721.131
Vorläufige Verordnung über die Einführung des Gewässerraums
vom 18.09.2012 (Stand 01.10.2012)
Der Regierungsrat des Kantons Appenzell Ausserrhoden,
gestützt auf Art. 36a des Bundesgesetzes vom 24. Januar 1991 über den Schutz der Gewässer1 und Art. 87 Abs. 4 der Verfassung des Kantons Appenzell A.Rh. vom 30. April 1995,2
verordnet:
Art. 1 Zuständigkeiten
Der Regierungsrat legt den Gewässerraum gemäss Art. 41a der Gewässerschutzverordnung3 innerhalb Bauzone und ausserhalb Bauzone grundeigentümerverbindlich in einer Gewässerraumkarte fest.
Für die technische Nachführung der Gewässerraumkarte ist das kantonale Tiefbauamt zuständig.
Art. 2 Festlegung des Gewässerraums
Bei Fliessgewässern ist der Gewässerraum grundsätzlich so festzulegen, dass dieser auf beiden Seiten gleichviel Land beansprucht.

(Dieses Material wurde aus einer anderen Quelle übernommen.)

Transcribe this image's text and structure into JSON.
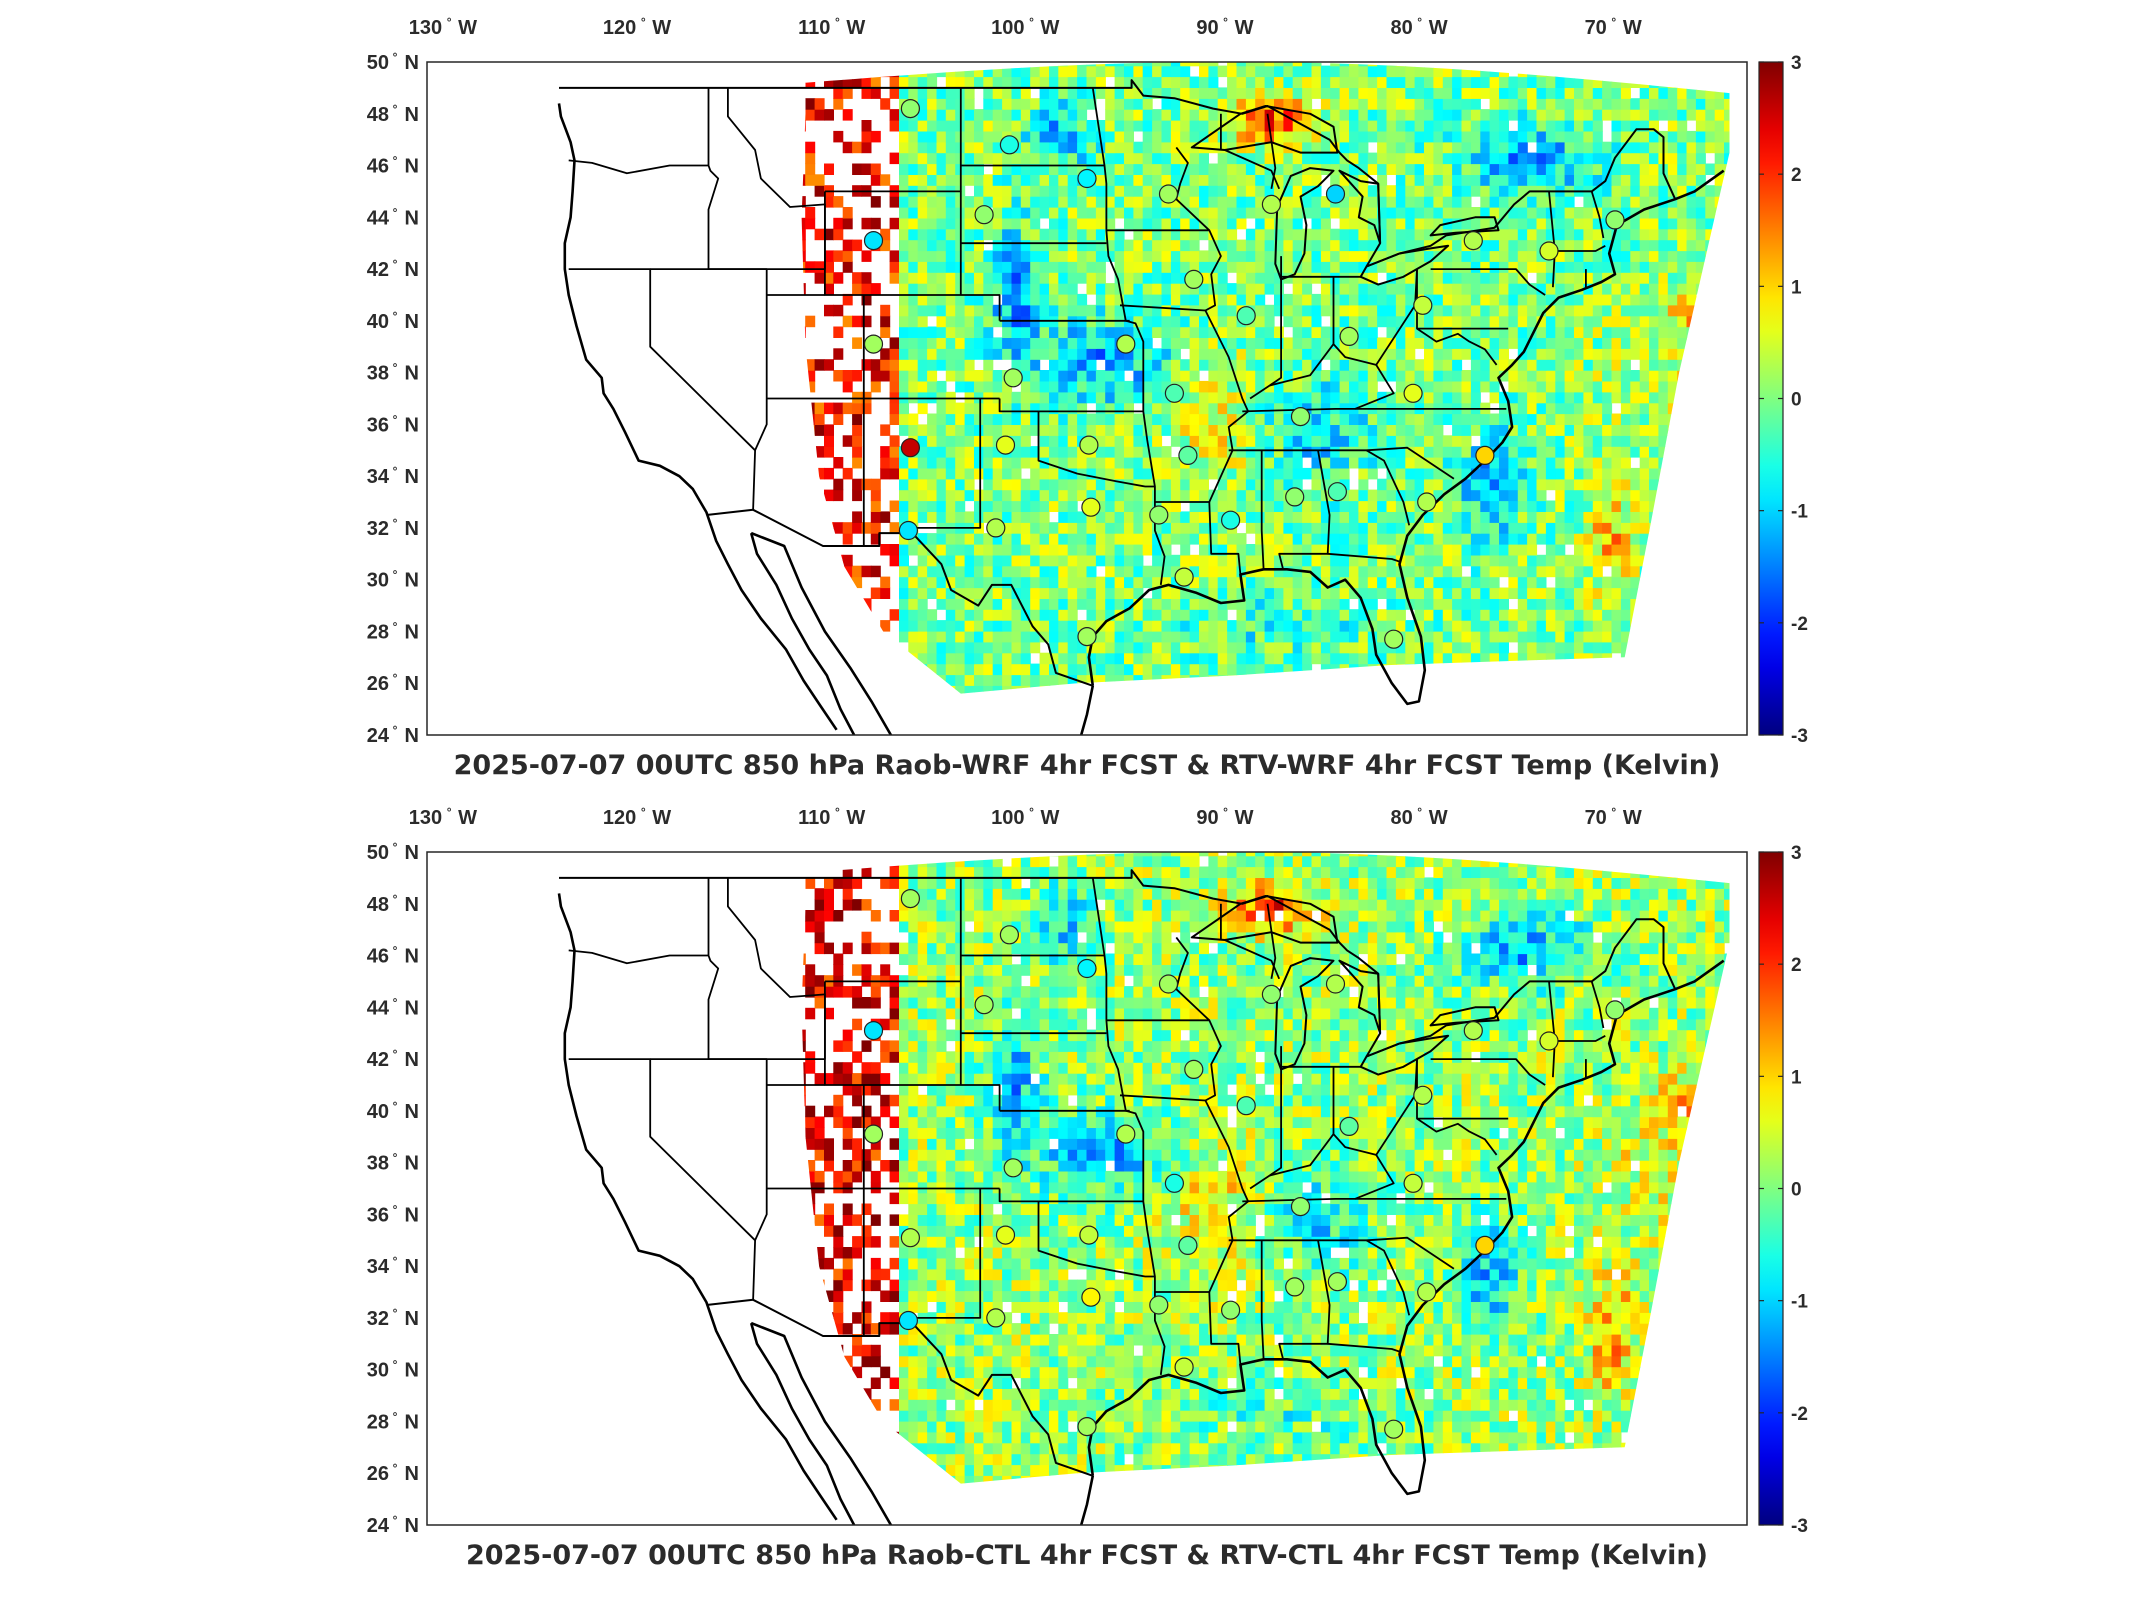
{
  "panels": [
    {
      "title": "2025-07-07 00UTC 850 hPa Raob-WRF 4hr FCST & RTV-WRF 4hr FCST Temp (Kelvin)",
      "stations": [
        {
          "lon": -106.6,
          "lat": 48.2,
          "v": 0.1
        },
        {
          "lon": -101.5,
          "lat": 46.8,
          "v": -0.6
        },
        {
          "lon": -97.5,
          "lat": 45.5,
          "v": -0.8
        },
        {
          "lon": -93.3,
          "lat": 44.9,
          "v": 0.2
        },
        {
          "lon": -88.0,
          "lat": 44.5,
          "v": 0.3
        },
        {
          "lon": -84.7,
          "lat": 44.9,
          "v": -1.0
        },
        {
          "lon": -102.8,
          "lat": 44.1,
          "v": 0.1
        },
        {
          "lon": -108.5,
          "lat": 43.1,
          "v": -0.9
        },
        {
          "lon": -92.0,
          "lat": 41.6,
          "v": 0.2
        },
        {
          "lon": -89.3,
          "lat": 40.2,
          "v": -0.3
        },
        {
          "lon": -84.0,
          "lat": 39.4,
          "v": 0.2
        },
        {
          "lon": -80.2,
          "lat": 40.6,
          "v": 0.4
        },
        {
          "lon": -108.5,
          "lat": 39.1,
          "v": 0.2
        },
        {
          "lon": -101.3,
          "lat": 37.8,
          "v": 0.2
        },
        {
          "lon": -95.5,
          "lat": 39.1,
          "v": 0.3
        },
        {
          "lon": -93.0,
          "lat": 37.2,
          "v": -0.3
        },
        {
          "lon": -86.5,
          "lat": 36.3,
          "v": 0.1
        },
        {
          "lon": -80.7,
          "lat": 37.2,
          "v": 0.6
        },
        {
          "lon": -106.6,
          "lat": 35.1,
          "v": 2.6
        },
        {
          "lon": -101.7,
          "lat": 35.2,
          "v": 0.6
        },
        {
          "lon": -97.4,
          "lat": 35.2,
          "v": 0.3
        },
        {
          "lon": -92.3,
          "lat": 34.8,
          "v": -0.2
        },
        {
          "lon": -86.8,
          "lat": 33.2,
          "v": 0.1
        },
        {
          "lon": -84.6,
          "lat": 33.4,
          "v": -0.3
        },
        {
          "lon": -77.0,
          "lat": 34.8,
          "v": 1.0
        },
        {
          "lon": -80.0,
          "lat": 33.0,
          "v": 0.3
        },
        {
          "lon": -106.7,
          "lat": 31.9,
          "v": -0.9
        },
        {
          "lon": -102.2,
          "lat": 32.0,
          "v": 0.3
        },
        {
          "lon": -97.3,
          "lat": 32.8,
          "v": 0.6
        },
        {
          "lon": -93.8,
          "lat": 32.5,
          "v": 0.1
        },
        {
          "lon": -90.1,
          "lat": 32.3,
          "v": -0.6
        },
        {
          "lon": -92.5,
          "lat": 30.1,
          "v": 0.4
        },
        {
          "lon": -97.5,
          "lat": 27.8,
          "v": 0.2
        },
        {
          "lon": -81.7,
          "lat": 27.7,
          "v": 0.2
        },
        {
          "lon": -77.6,
          "lat": 43.1,
          "v": 0.3
        },
        {
          "lon": -73.7,
          "lat": 42.7,
          "v": 0.5
        },
        {
          "lon": -70.3,
          "lat": 43.9,
          "v": 0.1
        }
      ]
    },
    {
      "title": "2025-07-07 00UTC 850 hPa Raob-CTL 4hr FCST & RTV-CTL 4hr FCST Temp (Kelvin)",
      "stations": [
        {
          "lon": -106.6,
          "lat": 48.2,
          "v": 0.2
        },
        {
          "lon": -101.5,
          "lat": 46.8,
          "v": 0.2
        },
        {
          "lon": -97.5,
          "lat": 45.5,
          "v": -0.8
        },
        {
          "lon": -93.3,
          "lat": 44.9,
          "v": 0.2
        },
        {
          "lon": -88.0,
          "lat": 44.5,
          "v": 0.1
        },
        {
          "lon": -84.7,
          "lat": 44.9,
          "v": 0.3
        },
        {
          "lon": -102.8,
          "lat": 44.1,
          "v": 0.2
        },
        {
          "lon": -108.5,
          "lat": 43.1,
          "v": -0.9
        },
        {
          "lon": -92.0,
          "lat": 41.6,
          "v": 0.2
        },
        {
          "lon": -89.3,
          "lat": 40.2,
          "v": -0.3
        },
        {
          "lon": -84.0,
          "lat": 39.4,
          "v": -0.2
        },
        {
          "lon": -80.2,
          "lat": 40.6,
          "v": 0.3
        },
        {
          "lon": -108.5,
          "lat": 39.1,
          "v": 0.2
        },
        {
          "lon": -101.3,
          "lat": 37.8,
          "v": 0.2
        },
        {
          "lon": -95.5,
          "lat": 39.1,
          "v": 0.3
        },
        {
          "lon": -93.0,
          "lat": 37.2,
          "v": -0.6
        },
        {
          "lon": -86.5,
          "lat": 36.3,
          "v": 0.1
        },
        {
          "lon": -80.7,
          "lat": 37.2,
          "v": 0.4
        },
        {
          "lon": -106.6,
          "lat": 35.1,
          "v": 0.3
        },
        {
          "lon": -101.7,
          "lat": 35.2,
          "v": 0.6
        },
        {
          "lon": -97.4,
          "lat": 35.2,
          "v": 0.4
        },
        {
          "lon": -92.3,
          "lat": 34.8,
          "v": -0.2
        },
        {
          "lon": -86.8,
          "lat": 33.2,
          "v": 0.2
        },
        {
          "lon": -84.6,
          "lat": 33.4,
          "v": 0.2
        },
        {
          "lon": -77.0,
          "lat": 34.8,
          "v": 1.0
        },
        {
          "lon": -80.0,
          "lat": 33.0,
          "v": 0.3
        },
        {
          "lon": -106.7,
          "lat": 31.9,
          "v": -0.9
        },
        {
          "lon": -102.2,
          "lat": 32.0,
          "v": 0.3
        },
        {
          "lon": -97.3,
          "lat": 32.8,
          "v": 0.8
        },
        {
          "lon": -93.8,
          "lat": 32.5,
          "v": 0.1
        },
        {
          "lon": -90.1,
          "lat": 32.3,
          "v": 0.1
        },
        {
          "lon": -92.5,
          "lat": 30.1,
          "v": 0.4
        },
        {
          "lon": -97.5,
          "lat": 27.8,
          "v": 0.2
        },
        {
          "lon": -81.7,
          "lat": 27.7,
          "v": 0.2
        },
        {
          "lon": -77.6,
          "lat": 43.1,
          "v": 0.3
        },
        {
          "lon": -73.7,
          "lat": 42.7,
          "v": 0.5
        },
        {
          "lon": -70.3,
          "lat": 43.9,
          "v": 0.1
        }
      ]
    }
  ],
  "lon_labels": [
    {
      "lon": -130,
      "text": "130",
      "hemi": "W"
    },
    {
      "lon": -120,
      "text": "120",
      "hemi": "W"
    },
    {
      "lon": -110,
      "text": "110",
      "hemi": "W"
    },
    {
      "lon": -100,
      "text": "100",
      "hemi": "W"
    },
    {
      "lon": -90,
      "text": "90",
      "hemi": "W"
    },
    {
      "lon": -80,
      "text": "80",
      "hemi": "W"
    },
    {
      "lon": -70,
      "text": "70",
      "hemi": "W"
    }
  ],
  "lat_labels": [
    {
      "lat": 50,
      "text": "50",
      "hemi": "N"
    },
    {
      "lat": 48,
      "text": "48",
      "hemi": "N"
    },
    {
      "lat": 46,
      "text": "46",
      "hemi": "N"
    },
    {
      "lat": 44,
      "text": "44",
      "hemi": "N"
    },
    {
      "lat": 42,
      "text": "42",
      "hemi": "N"
    },
    {
      "lat": 40,
      "text": "40",
      "hemi": "N"
    },
    {
      "lat": 38,
      "text": "38",
      "hemi": "N"
    },
    {
      "lat": 36,
      "text": "36",
      "hemi": "N"
    },
    {
      "lat": 34,
      "text": "34",
      "hemi": "N"
    },
    {
      "lat": 32,
      "text": "32",
      "hemi": "N"
    },
    {
      "lat": 30,
      "text": "30",
      "hemi": "N"
    },
    {
      "lat": 28,
      "text": "28",
      "hemi": "N"
    },
    {
      "lat": 26,
      "text": "26",
      "hemi": "N"
    },
    {
      "lat": 24,
      "text": "24",
      "hemi": "N"
    }
  ],
  "colorbar": {
    "ticks": [
      "3",
      "2",
      "1",
      "0",
      "-1",
      "-2",
      "-3"
    ],
    "range": [
      -3,
      3
    ],
    "colormap": "jet"
  }
}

Art. 3 Verzicht auf die Festlegung des Gewässerraums
Im Wald oder in Gebieten, die im landwirtschaftlichen Produktionskataster gemäss der Landwirtschaftsgesetzgebung nicht dem Berg- oder Talgebiet zugeordnet sind, bei künstlich angelegten Gewässern sowie stehenden Gewässern von weniger als 0.5 ha Fläche wird auf die Festlegung des Gewässerraums verzichtet, soweit keine öffentlichen Interessen entgegenstehen.

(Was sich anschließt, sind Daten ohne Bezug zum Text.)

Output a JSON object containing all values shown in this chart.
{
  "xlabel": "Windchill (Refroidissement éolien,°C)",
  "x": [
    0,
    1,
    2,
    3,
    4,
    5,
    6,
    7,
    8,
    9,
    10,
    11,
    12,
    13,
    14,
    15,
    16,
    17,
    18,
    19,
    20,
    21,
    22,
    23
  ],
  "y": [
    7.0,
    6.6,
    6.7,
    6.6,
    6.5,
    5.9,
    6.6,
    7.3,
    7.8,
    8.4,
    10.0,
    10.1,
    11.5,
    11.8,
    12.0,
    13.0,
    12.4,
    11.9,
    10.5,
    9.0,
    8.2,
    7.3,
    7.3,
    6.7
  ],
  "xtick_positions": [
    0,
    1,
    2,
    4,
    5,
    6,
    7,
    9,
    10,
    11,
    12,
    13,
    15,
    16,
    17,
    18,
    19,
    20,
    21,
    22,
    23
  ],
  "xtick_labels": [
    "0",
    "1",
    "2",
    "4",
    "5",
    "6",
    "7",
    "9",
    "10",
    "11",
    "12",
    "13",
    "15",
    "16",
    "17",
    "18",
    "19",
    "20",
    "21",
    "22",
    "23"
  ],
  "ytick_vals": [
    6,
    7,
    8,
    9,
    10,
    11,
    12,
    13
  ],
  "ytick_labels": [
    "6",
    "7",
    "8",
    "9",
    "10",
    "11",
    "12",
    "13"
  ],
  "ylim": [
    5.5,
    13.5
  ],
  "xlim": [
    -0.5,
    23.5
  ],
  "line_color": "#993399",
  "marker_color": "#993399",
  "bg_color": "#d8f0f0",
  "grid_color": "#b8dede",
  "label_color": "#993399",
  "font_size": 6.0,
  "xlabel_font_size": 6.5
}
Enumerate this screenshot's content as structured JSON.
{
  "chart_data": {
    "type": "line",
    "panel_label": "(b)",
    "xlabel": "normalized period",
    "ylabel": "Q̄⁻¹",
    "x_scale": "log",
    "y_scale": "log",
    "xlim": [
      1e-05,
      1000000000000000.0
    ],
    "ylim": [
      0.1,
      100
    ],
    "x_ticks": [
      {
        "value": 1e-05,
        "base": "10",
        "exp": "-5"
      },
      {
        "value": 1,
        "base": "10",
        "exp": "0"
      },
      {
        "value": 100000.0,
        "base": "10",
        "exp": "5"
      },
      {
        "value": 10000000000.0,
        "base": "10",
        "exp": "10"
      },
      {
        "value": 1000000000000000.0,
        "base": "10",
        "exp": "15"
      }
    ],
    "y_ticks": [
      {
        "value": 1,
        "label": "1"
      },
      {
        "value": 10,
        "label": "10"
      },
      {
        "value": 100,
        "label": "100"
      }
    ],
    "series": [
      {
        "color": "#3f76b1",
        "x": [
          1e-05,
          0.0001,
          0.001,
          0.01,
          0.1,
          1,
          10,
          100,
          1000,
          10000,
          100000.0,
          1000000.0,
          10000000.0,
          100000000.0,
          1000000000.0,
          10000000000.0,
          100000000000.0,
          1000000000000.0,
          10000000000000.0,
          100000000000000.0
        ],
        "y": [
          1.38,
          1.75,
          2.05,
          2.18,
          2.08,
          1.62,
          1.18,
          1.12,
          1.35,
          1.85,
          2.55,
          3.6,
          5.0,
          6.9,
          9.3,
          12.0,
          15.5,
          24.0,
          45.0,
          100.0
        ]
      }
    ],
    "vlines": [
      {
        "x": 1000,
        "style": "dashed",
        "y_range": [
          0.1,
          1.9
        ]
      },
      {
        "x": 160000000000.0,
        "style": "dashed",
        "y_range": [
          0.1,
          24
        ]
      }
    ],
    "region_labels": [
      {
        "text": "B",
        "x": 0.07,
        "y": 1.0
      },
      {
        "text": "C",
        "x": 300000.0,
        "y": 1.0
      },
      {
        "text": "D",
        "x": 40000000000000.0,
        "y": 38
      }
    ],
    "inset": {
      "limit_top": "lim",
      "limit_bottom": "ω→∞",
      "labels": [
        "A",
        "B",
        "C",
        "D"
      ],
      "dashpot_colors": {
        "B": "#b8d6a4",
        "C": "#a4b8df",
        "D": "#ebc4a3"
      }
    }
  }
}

Vorbehalten bleiben die Vorschriften des Baugesetzes4 über die Gewässerabstände.
Art. 4 Dicht überbautes Gebiet
Über Anpassungen des Gewässerraums im dicht überbauten Gebiet auf Grund von Baugesuchen entscheidet das kantonale Tiefbauamt im Einzelfall.
Art. 5 Bauten und Anlagen im Gewässerraum
Über die Erteilung von Ausnahmebewilligungen im Sinne von Art. 41c Abs. 1 und Abs. 2 GschV5 entscheidet das kantonale Tiefbauamt.
Art. 6 Inkrafttreten
Diese Verordnung tritt am 1. Oktober 2012 in Kraft.